My composer and old friend Steve Hufsteter actually wrote a lot of it specifically for the film. I was in a band with him for ten or 15 years before I started trying to make movies. He did Repo Man and some stuff for Robert Rodriguez, and I’ve known him since I was 16. He worships Ennio Morricone, so it was great to have this chance to do something that was a bit Morricone-ish, and sort of ’60s and ’70s Euro. We lived for that stuff. So there’s one track that is absolutely that, but then the rest of the score is very atmospheric. And there’s a piece he wrote that still absolutely blows me away because it sounds like Chopin.
There is actually Chopin in the movie too, but there’s the one piece, in the scene where Djuna is in the bathtub, where I was like, ‘What Chopin piece is this?’ He said he wrote it himself and I was like, ‘YOU’RE A LIAR’! Then our music supervisor, Dina Juntila, provided some great, diverse stuff too. I’d never heard of HTRK before, but that song is so sexy in the bar the first time. And she brought a lot of punk rock for Mimi. All this music from all these different eras belongs to these vampires because they’ve been alive for so long.

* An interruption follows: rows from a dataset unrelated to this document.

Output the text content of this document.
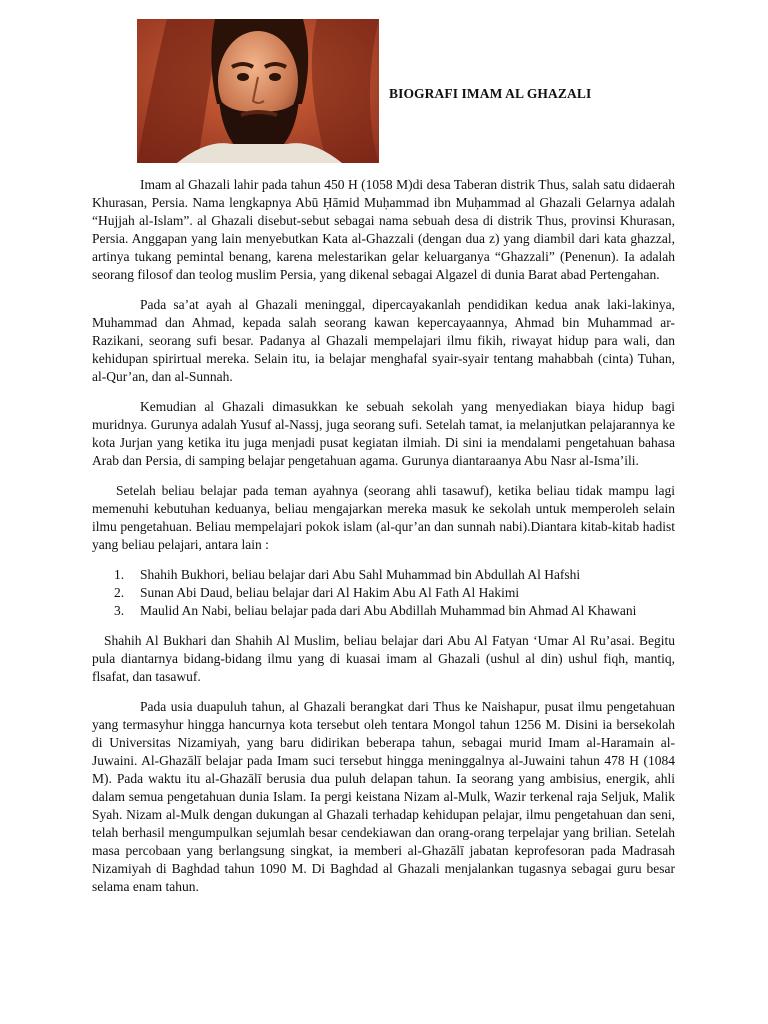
BIOGRAFI IMAM AL GHAZALI

Imam al Ghazali lahir pada tahun 450 H (1058 M)di desa Taberan distrik Thus, salah satu didaerah Khurasan, Persia. Nama lengkapnya Abū Ḥāmid Muḥammad ibn Muḥammad al Ghazali Gelarnya adalah “Hujjah al-Islam”. al Ghazali disebut-sebut sebagai nama sebuah desa di distrik Thus, provinsi Khurasan, Persia. Anggapan yang lain menyebutkan Kata al-Ghazzali (dengan dua z) yang diambil dari kata ghazzal, artinya tukang pemintal benang, karena melestarikan gelar keluarganya “Ghazzali” (Penenun). Ia adalah seorang filosof dan teolog muslim Persia, yang dikenal sebagai Algazel di dunia Barat abad Pertengahan.

Pada sa’at ayah al Ghazali meninggal, dipercayakanlah pendidikan kedua anak laki-lakinya, Muhammad dan Ahmad, kepada salah seorang kawan kepercayaannya, Ahmad bin Muhammad ar-Razikani, seorang sufi besar. Padanya al Ghazali mempelajari ilmu fikih, riwayat hidup para wali, dan kehidupan spirirtual mereka. Selain itu, ia belajar menghafal syair-syair tentang mahabbah (cinta) Tuhan, al-Qur’an, dan al-Sunnah.

Kemudian al Ghazali dimasukkan ke sebuah sekolah yang menyediakan biaya hidup bagi muridnya. Gurunya adalah Yusuf al-Nassj, juga seorang sufi. Setelah tamat, ia melanjutkan pelajarannya ke kota Jurjan yang ketika itu juga menjadi pusat kegiatan ilmiah. Di sini ia mendalami pengetahuan bahasa Arab dan Persia, di samping belajar pengetahuan agama. Gurunya diantaraanya Abu Nasr al-Isma’ili.

Setelah beliau belajar pada teman ayahnya (seorang ahli tasawuf), ketika beliau tidak mampu lagi memenuhi kebutuhan keduanya, beliau mengajarkan mereka masuk ke sekolah untuk memperoleh selain ilmu pengetahuan. Beliau mempelajari pokok islam (al-qur’an dan sunnah nabi).Diantara kitab-kitab hadist yang beliau pelajari, antara lain :

1. Shahih Bukhori, beliau belajar dari Abu Sahl Muhammad bin Abdullah Al Hafshi
2. Sunan Abi Daud, beliau belajar dari Al Hakim Abu Al Fath Al Hakimi
3. Maulid An Nabi, beliau belajar pada dari Abu Abdillah Muhammad bin Ahmad Al Khawani

Shahih Al Bukhari dan Shahih Al Muslim, beliau belajar dari Abu Al Fatyan ‘Umar Al Ru’asai. Begitu pula diantarnya bidang-bidang ilmu yang di kuasai imam al Ghazali (ushul al din) ushul fiqh, mantiq, flsafat, dan tasawuf.

Pada usia duapuluh tahun, al Ghazali berangkat dari Thus ke Naishapur, pusat ilmu pengetahuan yang termasyhur hingga hancurnya kota tersebut oleh tentara Mongol tahun 1256 M. Disini ia bersekolah di Universitas Nizamiyah, yang baru didirikan beberapa tahun, sebagai murid Imam al-Haramain al-Juwaini. Al-Ghazālī belajar pada Imam suci tersebut hingga meninggalnya al-Juwaini tahun 478 H (1084 M). Pada waktu itu al-Ghazālī berusia dua puluh delapan tahun. Ia seorang yang ambisius, energik, ahli dalam semua pengetahuan dunia Islam. Ia pergi keistana Nizam al-Mulk, Wazir terkenal raja Seljuk, Malik Syah. Nizam al-Mulk dengan dukungan al Ghazali terhadap kehidupan pelajar, ilmu pengetahuan dan seni, telah berhasil mengumpulkan sejumlah besar cendekiawan dan orang-orang terpelajar yang brilian. Setelah masa percobaan yang berlangsung singkat, ia memberi al-Ghazālī jabatan keprofesoran pada Madrasah Nizamiyah di Baghdad tahun 1090 M. Di Baghdad al Ghazali menjalankan tugasnya sebagai guru besar selama enam tahun.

What are you working on next? Are 1000 Days Of Rage And Hope, and Amazonia: A Jungle Adventure on the cards?
(Laughs) Amazonia was a job I was hired to write a treatment for. It’s a good project but it’s not mine. You look at IMDb and think, ‘How the hell did that get on there’? I was working on 1000 Days for a while, but then I was working on something else. I’m actually working on three or four things at the moment, one of which is my favourite but it’s the most expensive, so I don’t know if I’ll be able to make it. Kiss of the Damned gave me a lot of inspiration: it was so much fun to work with all these images and sound designs. I made a documentary before, and before that I was in a band, so all these things are precious to me, and to be able to work with all those elements together gives you so many ideas of what you can do and what you want to do. So I’m not committing to anything for the joy of being alive and experimenting! I’m a bit disorganised…
Kiss of the Damned was released in the UK on January 27, 2014.